Words Worth Noting - May 18, 2026

[This family profiled in a bleating story] “are fond of placing interesting quotes on the wall, and there is one they could really use that my teenage daughter’s competitive ringette team follows: ‘Don’t wish it was easier, make yourself better.’”

Letter from David McGruer in Ottawa Citizen Feb. 4, 2007 [the family in question had all sorts of sob stories about how the difficulties in making ends meet but in the letter writer’s opinion were not making some obvious efforts that would help]

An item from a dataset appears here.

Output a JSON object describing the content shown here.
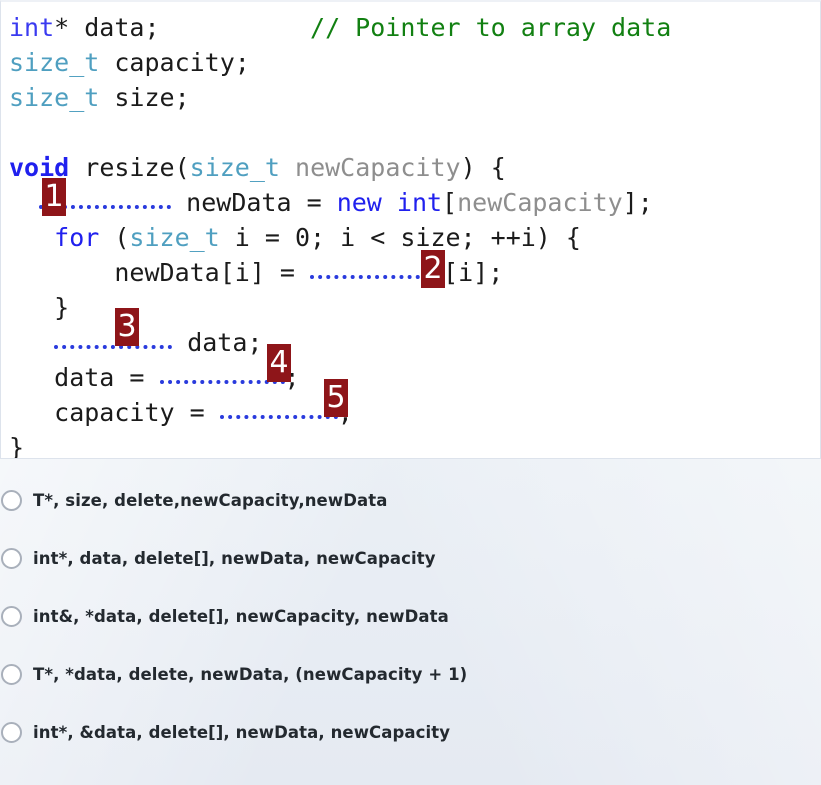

Words Worth Noting - May 15, 2026

“There are diverse attitudes to babies in public spaces, and many efforts to formulate the rules for manners and etiquette without annoying anyone too much.... Many of the troublesome examples arise from people who are annoyed by babies, but should really just mind their own business and deal with it. But other examples reveal a crude overconfidence in parents about the behaviour of their child, an inflated sense of how cute their baby seems to other adults. At worst, this is an entitled sanctimony that verges on rude cluelessness…. So what that squinty-eyed view of babies in public boils down to is this. It’s not that you shouldn’t bring your baby to this public event because it’s wrong in principle to bring babies to public events. It’s a more subtle point. You shouldn’t bring your baby to this public event because you are being annoying, right here and now, just you, specifically you. And let’s be clear. No one can blame the baby. The parent is the annoyance. This is not the time to share your views on child development theory, knowing that social media will back you up. These are beside the point. Junior’s being a pest, which at least for the time being means you’re being a pest.”

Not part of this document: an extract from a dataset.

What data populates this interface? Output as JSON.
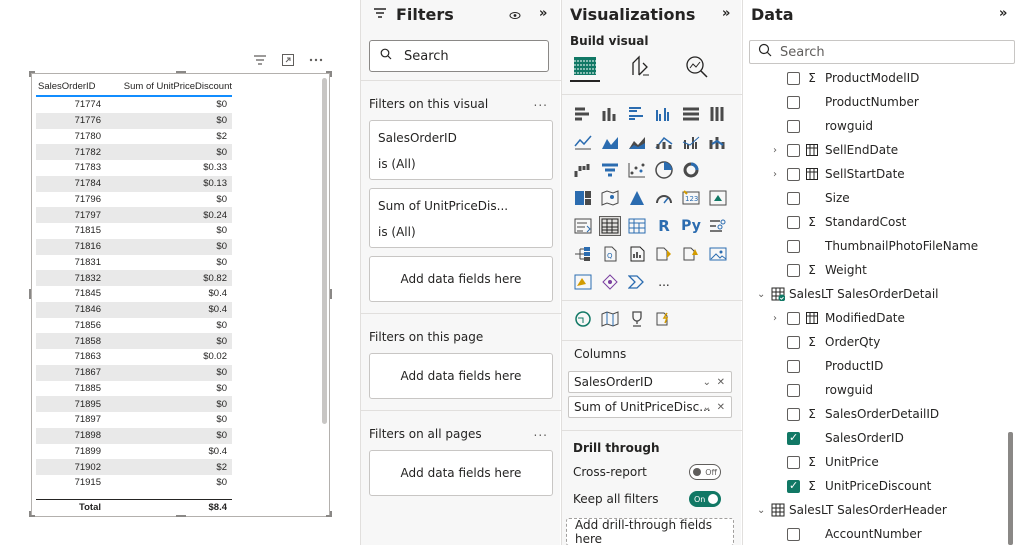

Joseph Brean in National Post Sept. 9, 2025 [summarizing the squinty-eyed views of etiquette expert Elaine Swann]

Words Worth Noting - May 14, 2026

“While the differences between Anglo-French and German motivations, which we stressed earlier, remained distinct for soldiers and civilians during the entire war, the sensibilities of the British and French had moved toward the German [particularly regarding abandoning restraint with regard to methods.... The Western nations moved in the course of the war toward stronger social control but also toward a new spiritual liberality. Within this paradox, as the social and cultural welds seemed to split away from each other, would lie the essence of the modern experience.”

Modris Eksteins Rites of Spring: The Great War and the Birth of the Modern Era

Words Worth Noting - May 13, 2026

“When there are people who espouse the assassination of Senator Robert Kennedy or the Tate murders or the Marin County Courthouse kidnappings and killings or the University of Wisconsin bombing and killing as ‘revolutionary acts,’ then we are dealing with people who are merely hiding psychosis behind a political mask.”

Prologue” in Saul Alinsky Rules for Radicals [he also warns that it is counterproductive, disgusting and scaring normal people].